Il nous faut entamer la mutation que j'appelais de mes voeux au début de mon intervention. Il nous faut, en même temps, prendre conscience du point suivant: si nous pouvons - et nous devons - moderniser le financement de l'offre de vacances, il nous faut également constater le désengagement croissant d'autres milieux vis-à-vis de ces différents mouvements. Je pense notamment au Centre protestant de vacances, qui fait face au retrait du Centre social protestant. Si ce dernier se désengage, ce n'est, comme vous l'aurez compris, évidemment pas pour réaliser des économies en vue de les réinvestir en Bourse, mais parce qu'il fait lui-même face à d'importantes difficultés financières.

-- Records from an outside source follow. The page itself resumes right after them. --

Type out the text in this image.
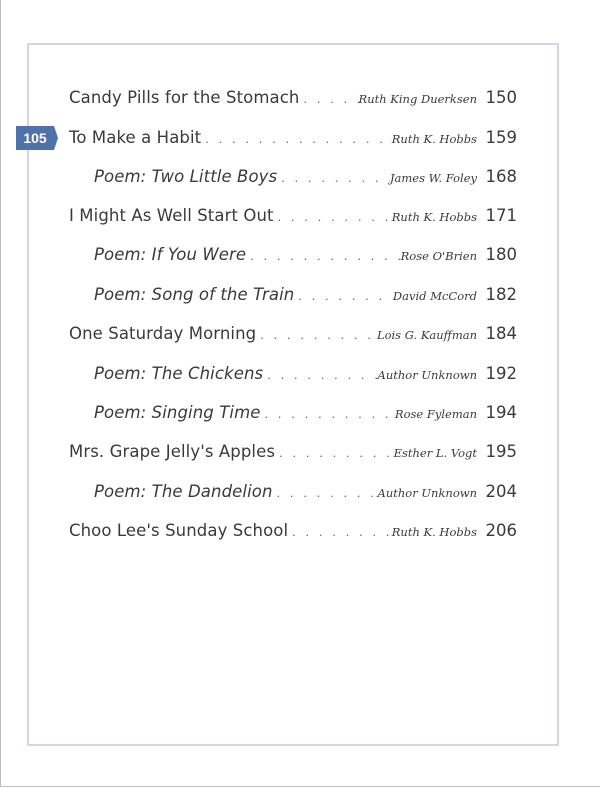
105
Candy Pills for the Stomach . . .	Ruth King Duerksen 150
To Make a Habit . . .	Ruth K. Hobbs 159
Poem: Two Little Boys . . .	James W. Foley 168
I Might As Well Start Out . . .	Ruth K. Hobbs 171
Poem: If You Were . . .	Rose O'Brien 180
Poem: Song of the Train . . .	David McCord 182
One Saturday Morning . . .	Lois G. Kauffman 184
Poem: The Chickens . . .	Author Unknown 192
Poem: Singing Time . . .	Rose Fyleman 194
Mrs. Grape Jelly's Apples . . .	Esther L. Vogt 195
Poem: The Dandelion . . .	Author Unknown 204
Choo Lee's Sunday School . . .	Ruth K. Hobbs 206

Je ne parle même pas de l'Eglise nationale protestante: nous avons tous réalisé à quel point l'emploi des pasteurs était menacé dans notre canton. Si je relève ces éléments, ce n'est pas pour mettre le doigt sur les difficultés financières des uns et des autres, mais c'est pour que l'on prenne conscience du fait que certains milieux associatifs et caritatifs jouent un véritable rôle social d'intérêt public. Or, les problèmes de financement que connaissent certains de ces mouvements exercent des retombées sur l'offre sociale à destination de la population - offre qui correspond actuellement à un service public. Il nous faut donc mener une réflexion en la matière pour trouver des solutions dans le respect du partenariat entre secteur public et secteur privé tout en évitant que ce domaine ne tombe indirectement sous le contrôle absolu de l'Etat.
Voilà les éléments que je tenais à vous communiquer. Je vous remercie de m'avoir offert, à l'occasion de ce rapport, la possibilité de vous fournir ces quelques lignes de réponse. Sachez que j'adresse aujourd'hui même un courrier aux différents mouvements pour les informer de l'ensemble de ces nouvelles ! (Applaudissements.)
Le président. Merci, Monsieur le conseiller d'Etat. Il vous est proposé de renvoyer cette pétition au Conseil d'Etat.
Mises aux voix, les conclusions de la commission des pétitions (renvoi de la pétition au Conseil d'Etat) sont adoptées.